Here is the abstract:
This article compares responses to incriminating expert evidence (that is, forensic science) in Australia, Switzerland, and the United States. It begins with an outline of the three systems. Then, drawing on recent reviews of the forensic sciences, it explains that many of the forensic sciences have not been formally evaluated—that is, never subjected to validation studies. This means that in many cases we do not know if techniques work, nor how well. It also means that standards, claims about proficiency and experience, as well as the expressions used by analysts are not empirically based. These critical findings from a range of peak scientific organizations and commissions of inquiry (for example, the U.S. National Academy of Sciences and National Institute of Standards and Technology) are then used to illuminate the impact of rules, procedures, and the performance of personnel (such as forensic scientists, prosecutors, defense lawyers and judges) across our three jurisdictions. The article explains how three different criminal justice systems each failed to identify or credibly respond to deep structural and endemic problems with many types of forensic science and medicine evidence routinely used by investigators and prosecutors. Serious problems with forensic science techniques and derivative evidence are rarely identified, let alone explained and conveyed in ordinary criminal proceedings.
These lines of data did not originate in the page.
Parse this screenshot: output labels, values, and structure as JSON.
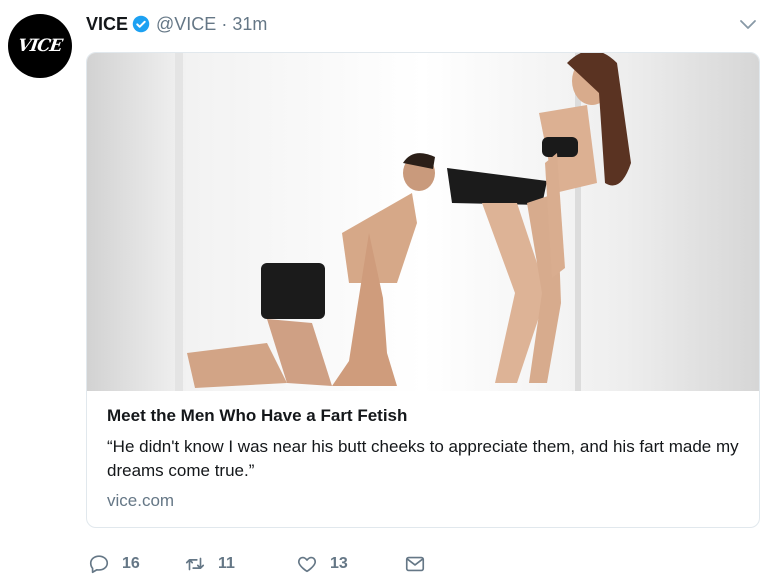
{
  "tweet": {
    "author_name": "VICE",
    "handle": "@VICE",
    "separator": "·",
    "time": "31m",
    "avatar_text": "VICE"
  },
  "card": {
    "title": "Meet the Men Who Have a Fart Fetish",
    "description": "“He didn't know I was near his butt cheeks to appreciate them, and his fart made my dreams come true.”",
    "domain": "vice.com"
  },
  "actions": {
    "replies": "16",
    "retweets": "11",
    "likes": "13"
  },
  "icons": [
    "verified-badge-icon",
    "chevron-down-icon",
    "reply-icon",
    "retweet-icon",
    "like-icon",
    "message-icon"
  ],
  "colors": {
    "accent": "#1da1f2",
    "muted": "#657786",
    "text": "#14171a",
    "border": "#e1e8ed"
  }
}
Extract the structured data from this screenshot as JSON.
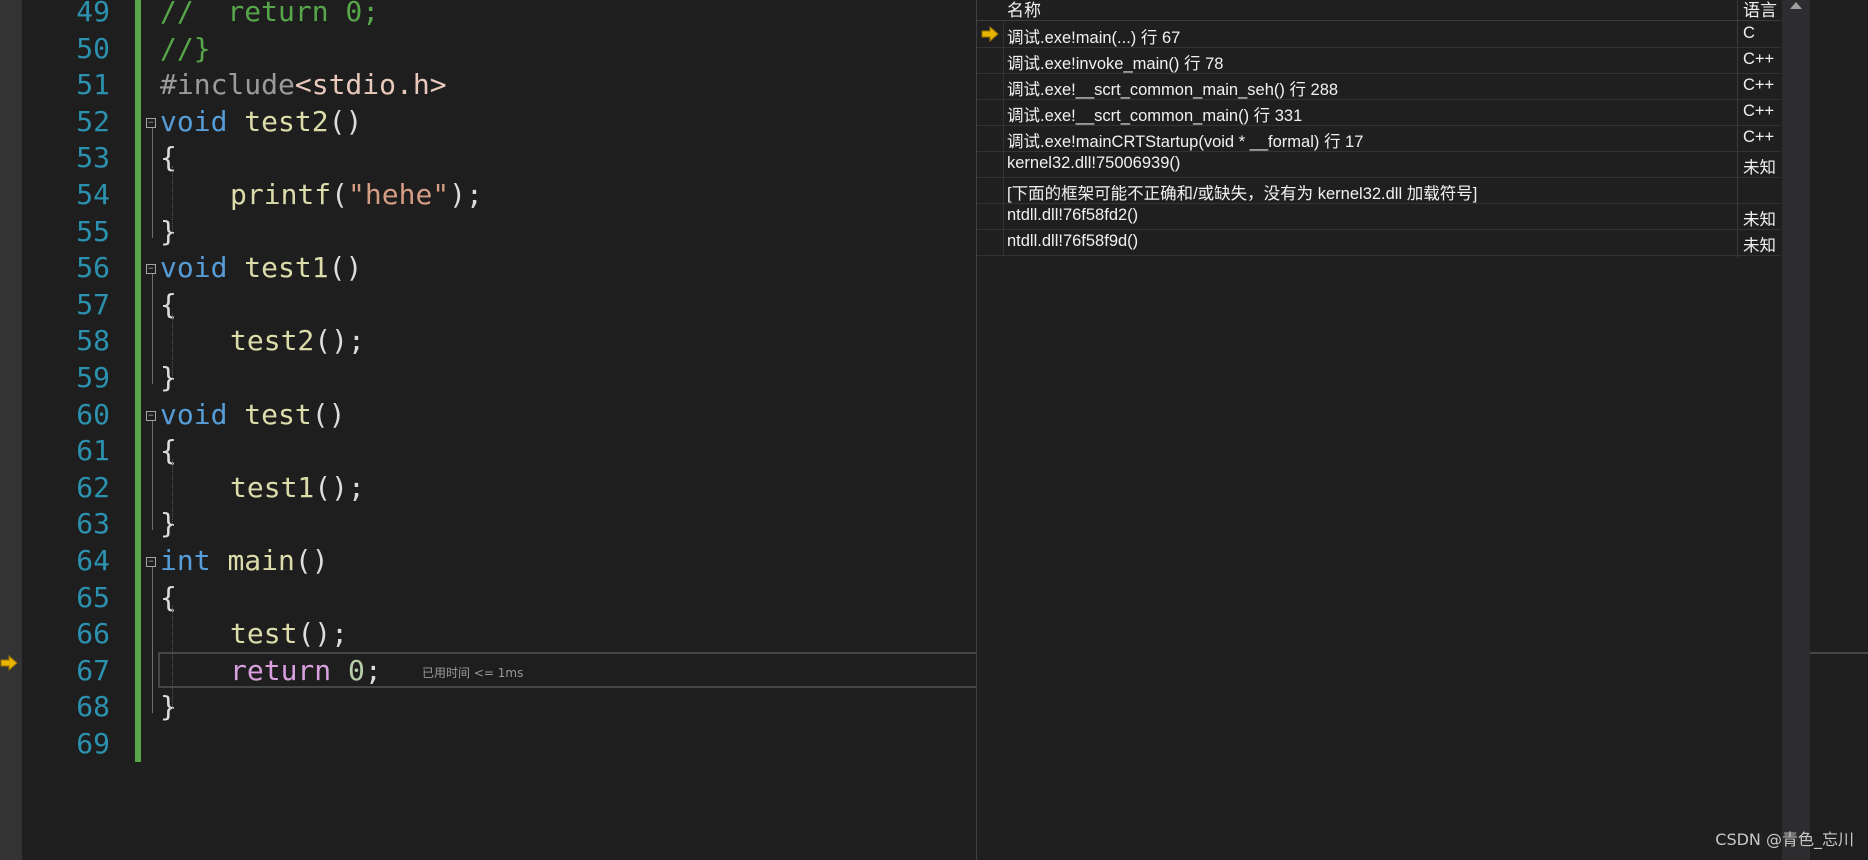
{
  "editor": {
    "lines": [
      {
        "n": "49",
        "tokens": [
          {
            "t": "//  return 0;",
            "c": "cm"
          }
        ]
      },
      {
        "n": "50",
        "tokens": [
          {
            "t": "//}",
            "c": "cm"
          }
        ]
      },
      {
        "n": "51",
        "tokens": [
          {
            "t": "#include",
            "c": "pp"
          },
          {
            "t": "<stdio.h>",
            "c": "inc"
          }
        ]
      },
      {
        "n": "52",
        "fold": true,
        "tokens": [
          {
            "t": "void",
            "c": "kw"
          },
          {
            "t": " "
          },
          {
            "t": "test2",
            "c": "fn"
          },
          {
            "t": "()"
          }
        ]
      },
      {
        "n": "53",
        "tokens": [
          {
            "t": "{"
          }
        ]
      },
      {
        "n": "54",
        "indent": true,
        "tokens": [
          {
            "t": "printf",
            "c": "fn"
          },
          {
            "t": "("
          },
          {
            "t": "\"hehe\"",
            "c": "str"
          },
          {
            "t": ");"
          }
        ]
      },
      {
        "n": "55",
        "tokens": [
          {
            "t": "}"
          }
        ]
      },
      {
        "n": "56",
        "fold": true,
        "tokens": [
          {
            "t": "void",
            "c": "kw"
          },
          {
            "t": " "
          },
          {
            "t": "test1",
            "c": "fn"
          },
          {
            "t": "()"
          }
        ]
      },
      {
        "n": "57",
        "tokens": [
          {
            "t": "{"
          }
        ]
      },
      {
        "n": "58",
        "indent": true,
        "tokens": [
          {
            "t": "test2",
            "c": "fn"
          },
          {
            "t": "();"
          }
        ]
      },
      {
        "n": "59",
        "tokens": [
          {
            "t": "}"
          }
        ]
      },
      {
        "n": "60",
        "fold": true,
        "tokens": [
          {
            "t": "void",
            "c": "kw"
          },
          {
            "t": " "
          },
          {
            "t": "test",
            "c": "fn"
          },
          {
            "t": "()"
          }
        ]
      },
      {
        "n": "61",
        "tokens": [
          {
            "t": "{"
          }
        ]
      },
      {
        "n": "62",
        "indent": true,
        "tokens": [
          {
            "t": "test1",
            "c": "fn"
          },
          {
            "t": "();"
          }
        ]
      },
      {
        "n": "63",
        "tokens": [
          {
            "t": "}"
          }
        ]
      },
      {
        "n": "64",
        "fold": true,
        "tokens": [
          {
            "t": "int",
            "c": "kw"
          },
          {
            "t": " "
          },
          {
            "t": "main",
            "c": "fn"
          },
          {
            "t": "()"
          }
        ]
      },
      {
        "n": "65",
        "tokens": [
          {
            "t": "{"
          }
        ]
      },
      {
        "n": "66",
        "indent": true,
        "tokens": [
          {
            "t": "test",
            "c": "fn"
          },
          {
            "t": "();"
          }
        ]
      },
      {
        "n": "67",
        "indent": true,
        "current": true,
        "tokens": [
          {
            "t": "return",
            "c": "ctl"
          },
          {
            "t": " "
          },
          {
            "t": "0",
            "c": "num"
          },
          {
            "t": ";"
          }
        ]
      },
      {
        "n": "68",
        "tokens": [
          {
            "t": "}"
          }
        ]
      },
      {
        "n": "69",
        "tokens": []
      }
    ],
    "perf_tip": "已用时间 <= 1ms"
  },
  "callstack": {
    "header_name": "名称",
    "header_lang": "语言",
    "rows": [
      {
        "name": "调试.exe!main(...) 行 67",
        "lang": "C",
        "current": true
      },
      {
        "name": "调试.exe!invoke_main() 行 78",
        "lang": "C++"
      },
      {
        "name": "调试.exe!__scrt_common_main_seh() 行 288",
        "lang": "C++"
      },
      {
        "name": "调试.exe!__scrt_common_main() 行 331",
        "lang": "C++"
      },
      {
        "name": "调试.exe!mainCRTStartup(void * __formal) 行 17",
        "lang": "C++"
      },
      {
        "name": "kernel32.dll!75006939()",
        "lang": "未知"
      },
      {
        "name": "[下面的框架可能不正确和/或缺失，没有为 kernel32.dll 加载符号]",
        "lang": ""
      },
      {
        "name": "ntdll.dll!76f58fd2()",
        "lang": "未知"
      },
      {
        "name": "ntdll.dll!76f58f9d()",
        "lang": "未知"
      }
    ]
  },
  "watermark": "CSDN @青色_忘川",
  "icons": {
    "execution_arrow": "arrow-right-icon",
    "fold_toggle": "minus-box-icon",
    "scroll_up": "chevron-up-icon"
  },
  "colors": {
    "background": "#1e1e1e",
    "keyword": "#569cd6",
    "function": "#dcdcaa",
    "string": "#d69d85",
    "comment": "#57a64a",
    "line_number": "#2b91af",
    "arrow": "#e8b400"
  }
}
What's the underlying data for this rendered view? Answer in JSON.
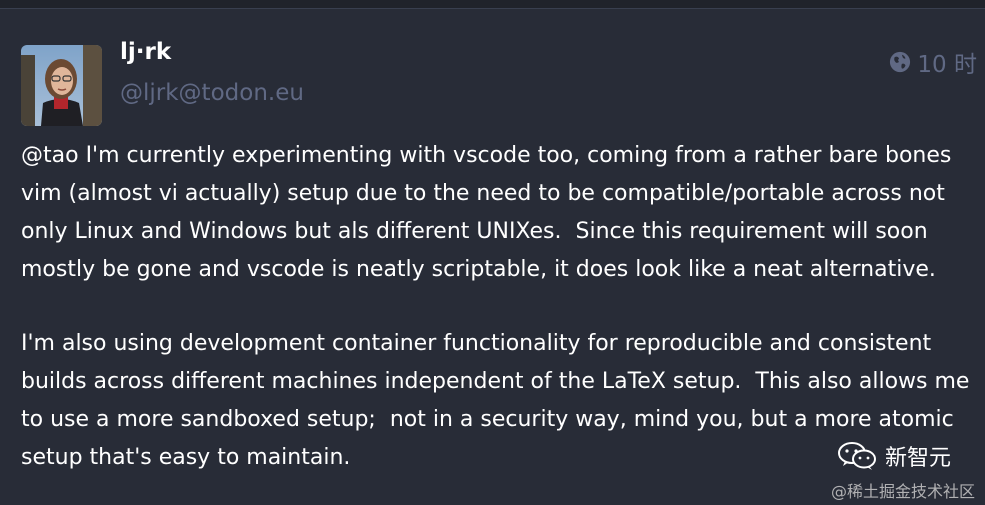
{
  "status": {
    "display_name": "lj·rk",
    "account": "@ljrk@todon.eu",
    "visibility_icon": "globe-icon",
    "time": "10 时",
    "mention": "@tao",
    "paragraphs": [
      " I'm currently experimenting with vscode too, coming from a rather bare bones\nvim (almost vi actually) setup due to the need to be compatible/portable across not\nonly Linux and Windows but als different UNIXes.  Since this requirement will soon\nmostly be gone and vscode is neatly scriptable, it does look like a neat alternative.",
      "I'm also using development container functionality for reproducible and consistent\nbuilds across different machines independent of the LaTeX setup.  This also allows me\nto use a more sandboxed setup;  not in a security way, mind you, but a more atomic\nsetup that's easy to maintain."
    ]
  },
  "watermark": {
    "brand": "新智元",
    "sub": "@稀土掘金技术社区",
    "icon": "wechat-icon"
  },
  "colors": {
    "background": "#282c37",
    "muted": "#606984",
    "text": "#ffffff"
  }
}
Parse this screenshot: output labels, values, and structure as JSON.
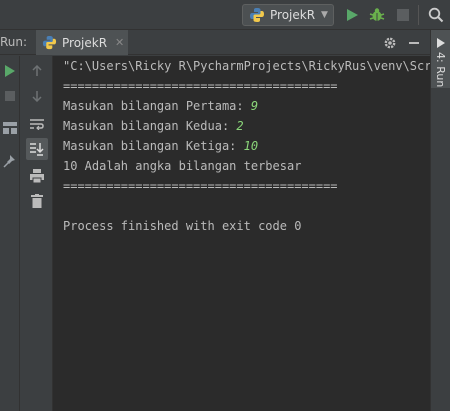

Indeed, there is very limited evidence that lawyers and judges are conversant with emerging critiques or the corrosive impact of speculative expert evidence on criminal proof. The article endeavors to understand these failures and the weakness of processes and safeguards across advanced criminal justice systems that include adversarial and nonadversarial elements. It also considers why many of the problems were initially identified in the United States, although not necessarily in courts, and what might be done in each of these jurisdictions to improve awareness and enhance legal responses to weak and speculative forms of incriminating expert evidence.